Details
-
Bug
-
Resolution: Fixed
-
Critical
-
Lustre 2.5.0
-
3
-
10999
Description
This issue was created by maloo for Nathaniel Clark <nathaniel.l.clark@intel.com>
This issue relates to the following test suite run: http://maloo.whamcloud.com/test_sets/04c602fa-3258-11e3-9de6-52540035b04c.

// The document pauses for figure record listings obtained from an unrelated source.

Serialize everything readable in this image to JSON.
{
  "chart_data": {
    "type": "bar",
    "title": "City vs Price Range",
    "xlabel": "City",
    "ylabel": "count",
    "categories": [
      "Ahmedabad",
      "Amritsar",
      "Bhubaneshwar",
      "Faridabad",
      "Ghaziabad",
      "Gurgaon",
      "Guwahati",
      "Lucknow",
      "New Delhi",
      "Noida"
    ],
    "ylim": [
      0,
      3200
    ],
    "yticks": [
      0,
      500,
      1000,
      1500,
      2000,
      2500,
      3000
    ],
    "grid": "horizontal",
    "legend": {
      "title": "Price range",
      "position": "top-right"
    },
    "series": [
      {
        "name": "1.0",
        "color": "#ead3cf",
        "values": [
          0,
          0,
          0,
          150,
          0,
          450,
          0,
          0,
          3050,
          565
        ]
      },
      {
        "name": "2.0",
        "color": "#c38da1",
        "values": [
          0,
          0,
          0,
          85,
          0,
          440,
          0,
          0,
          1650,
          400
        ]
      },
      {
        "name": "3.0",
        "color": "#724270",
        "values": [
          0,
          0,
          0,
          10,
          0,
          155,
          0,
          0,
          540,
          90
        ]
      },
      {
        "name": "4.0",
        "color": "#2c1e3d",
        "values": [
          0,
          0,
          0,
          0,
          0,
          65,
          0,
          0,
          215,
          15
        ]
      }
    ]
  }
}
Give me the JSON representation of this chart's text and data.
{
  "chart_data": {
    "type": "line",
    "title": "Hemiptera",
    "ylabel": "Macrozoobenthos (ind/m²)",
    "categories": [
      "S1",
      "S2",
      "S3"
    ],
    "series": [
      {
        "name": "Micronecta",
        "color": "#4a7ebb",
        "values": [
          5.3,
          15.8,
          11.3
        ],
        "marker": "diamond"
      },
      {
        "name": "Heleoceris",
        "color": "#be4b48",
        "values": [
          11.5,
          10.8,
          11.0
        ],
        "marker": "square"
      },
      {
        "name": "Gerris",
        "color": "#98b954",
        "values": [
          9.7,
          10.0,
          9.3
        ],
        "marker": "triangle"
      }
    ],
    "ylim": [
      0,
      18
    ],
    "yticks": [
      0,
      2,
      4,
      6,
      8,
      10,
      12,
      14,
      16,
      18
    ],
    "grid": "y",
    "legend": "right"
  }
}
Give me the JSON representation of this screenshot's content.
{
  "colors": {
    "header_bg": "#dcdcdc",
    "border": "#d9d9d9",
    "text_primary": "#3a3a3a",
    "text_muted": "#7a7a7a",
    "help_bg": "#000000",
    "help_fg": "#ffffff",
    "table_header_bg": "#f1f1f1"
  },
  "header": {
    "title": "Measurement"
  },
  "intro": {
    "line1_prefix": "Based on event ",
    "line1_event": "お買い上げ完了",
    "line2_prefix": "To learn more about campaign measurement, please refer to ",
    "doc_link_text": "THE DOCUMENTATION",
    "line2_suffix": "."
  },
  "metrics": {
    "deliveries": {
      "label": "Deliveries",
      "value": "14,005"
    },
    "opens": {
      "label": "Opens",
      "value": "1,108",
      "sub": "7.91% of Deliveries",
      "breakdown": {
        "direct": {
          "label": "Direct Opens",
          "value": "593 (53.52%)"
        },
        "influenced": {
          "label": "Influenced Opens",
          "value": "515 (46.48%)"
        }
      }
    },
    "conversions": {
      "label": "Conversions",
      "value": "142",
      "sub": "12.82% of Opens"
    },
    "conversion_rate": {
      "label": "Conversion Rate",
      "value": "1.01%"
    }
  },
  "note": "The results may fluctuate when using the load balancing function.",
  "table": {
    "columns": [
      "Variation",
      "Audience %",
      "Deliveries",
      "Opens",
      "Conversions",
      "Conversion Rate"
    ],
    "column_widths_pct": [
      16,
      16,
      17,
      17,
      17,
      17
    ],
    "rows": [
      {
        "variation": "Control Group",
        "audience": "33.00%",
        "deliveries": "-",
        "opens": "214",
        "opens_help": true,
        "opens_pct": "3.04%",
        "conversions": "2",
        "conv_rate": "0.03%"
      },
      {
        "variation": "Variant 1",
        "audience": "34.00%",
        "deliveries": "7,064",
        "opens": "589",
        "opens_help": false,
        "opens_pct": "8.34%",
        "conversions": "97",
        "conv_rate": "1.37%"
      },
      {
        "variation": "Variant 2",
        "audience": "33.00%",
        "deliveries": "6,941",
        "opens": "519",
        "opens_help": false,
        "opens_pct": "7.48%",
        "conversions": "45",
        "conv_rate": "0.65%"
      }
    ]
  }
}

The sub-test test_24d failed with the following error:
Cannot send HSM request (use of /mnt/lustre2/d0.sanity-hsm/d24/f.sanity-hsm.24d): Read-only file system
:
:
CMD: wtm-27vm3 /usr/sbin/lctl get_param -n mdt.lustre-MDT0000.hsm.actions | awk '/'0x200008101:0x1f:0x0'.*action='ARCHIVE'/ { print $13 }' | cut -f2 -d=
Update not seen after 100s: wanted 'SUCCEED' got 'WAITING'
sanity-hsm test_24d: @@@@@@ FAIL: request on 0x200008101:0x1f:0x0 is not SUCCEED
Info required for matching: sanity-hsm 24d
Hello Jian, humm looks different I think, at least because in all cases you noticed the copytool_log is not present for test_24d !
And if I look precisely into the logs/msgs, "Wakeup copytool agt1 on ..." should not be printed after a successfull copytool_cleanup, from previous sub-test, and copytool_setup, within new sub-test, in sequence because the implied "pkill" command should have fail if no copytool thread from previous sub-test can be found after its stop/kill in copytool_cleanup.
So a possible scenario is that some copytool thread from previous test_24c sub-test must be somewhat stuck and still not terminated at the time test_24d tries to restart copytool ... But finally dies, and in fact we may finally run test_24d with no copytool started !
So this should be addressed in a new ticket, and the fix should be to ensure full death of ALL copytool threads in copytool_cleanup().
If you agree, I will create ticket, assign to myself, add you in watchers list, and push a fix soon.